I am not suggesting it is just about selling the regular stuff more cheaply. That is one approach to an under-pressure consumer, but it is not the only choice. She still is too busy, she still needs help understanding our products — but how do you make the presentation look like it is a better deal? Those who can rethink package and price may have a success. There is a lot of room between a 4-inch specialty annual at $2.79 and a six-pack of marigolds at a buck. Make her feel like she is getting a great blend of high-quality plants in a less expensive package per unit.

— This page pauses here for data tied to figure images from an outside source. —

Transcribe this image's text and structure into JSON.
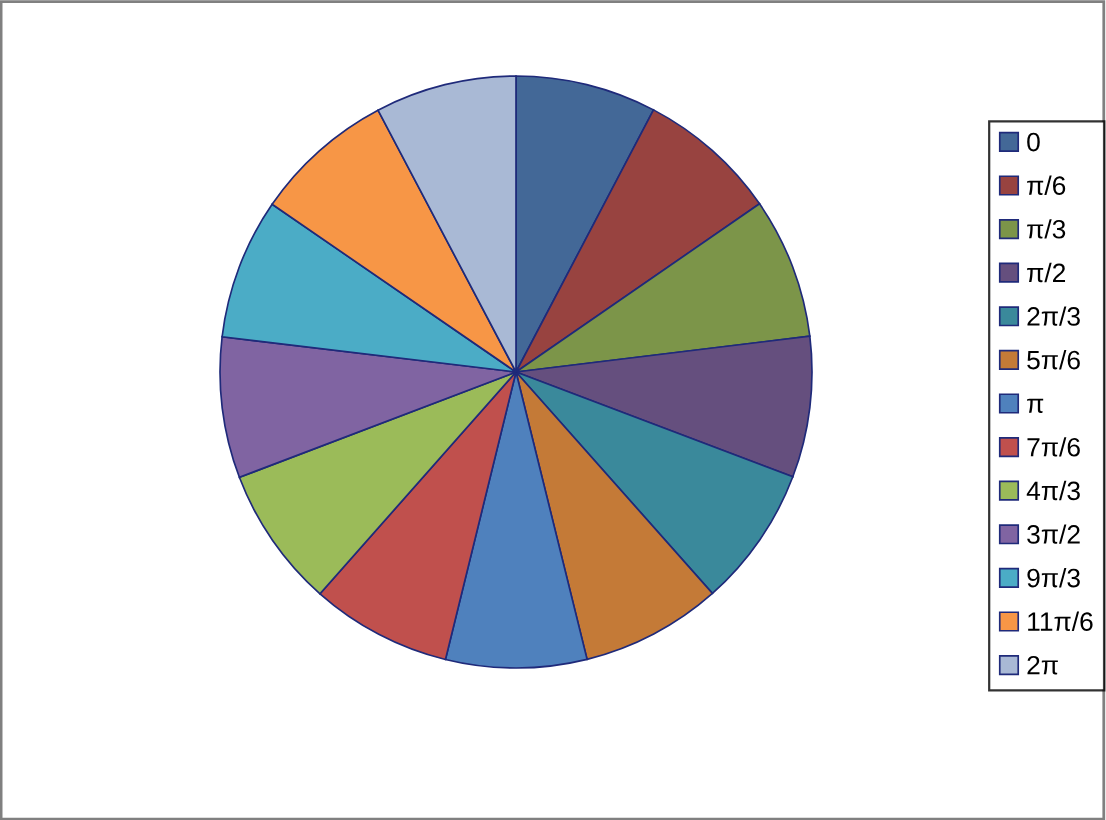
{
  "chart_data": {
    "type": "pie",
    "categories": [
      "0",
      "π/6",
      "π/3",
      "π/2",
      "2π/3",
      "5π/6",
      "π",
      "7π/6",
      "4π/3",
      "3π/2",
      "9π/3",
      "11π/6",
      "2π"
    ],
    "values": [
      7.69,
      7.69,
      7.69,
      7.69,
      7.69,
      7.69,
      7.69,
      7.69,
      7.69,
      7.69,
      7.69,
      7.69,
      7.72
    ],
    "colors": [
      "#436897",
      "#984340",
      "#7c9549",
      "#654f7e",
      "#3a899b",
      "#c47a37",
      "#4f81bd",
      "#c0504d",
      "#9bbb59",
      "#8064a2",
      "#4bacc6",
      "#f79646",
      "#a9b9d5"
    ],
    "legend": "right"
  }
}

Done right, there is margin and dollars for growers and retailers.
Kill your 4-inch program? Nope. Shift all to packs based on a now last-year (spring 2008) observation? Nope. But maybe, just maybe, the product mix you bring to market in 2009 will have a few additions that fit the beleaguered consumer.
So questions to ask yourself, your retailers and, gosh forbid, your consumers about this past spring:
Are you seeing a shift from higher-priced retails to lower-priced value retails, counter to what many have seen the past three to five years?
Is the ratio of potted premium product correct for 2009, or is there room on the retail bench for more value-priced items?
Is there potential for packages with more units per square foot of bench space, the plant equivalent of those large 24 rolls of paper towels at Sam’s – be they packs or shuttle trays, handle packs or, gosh forbid, a new and fun retail package?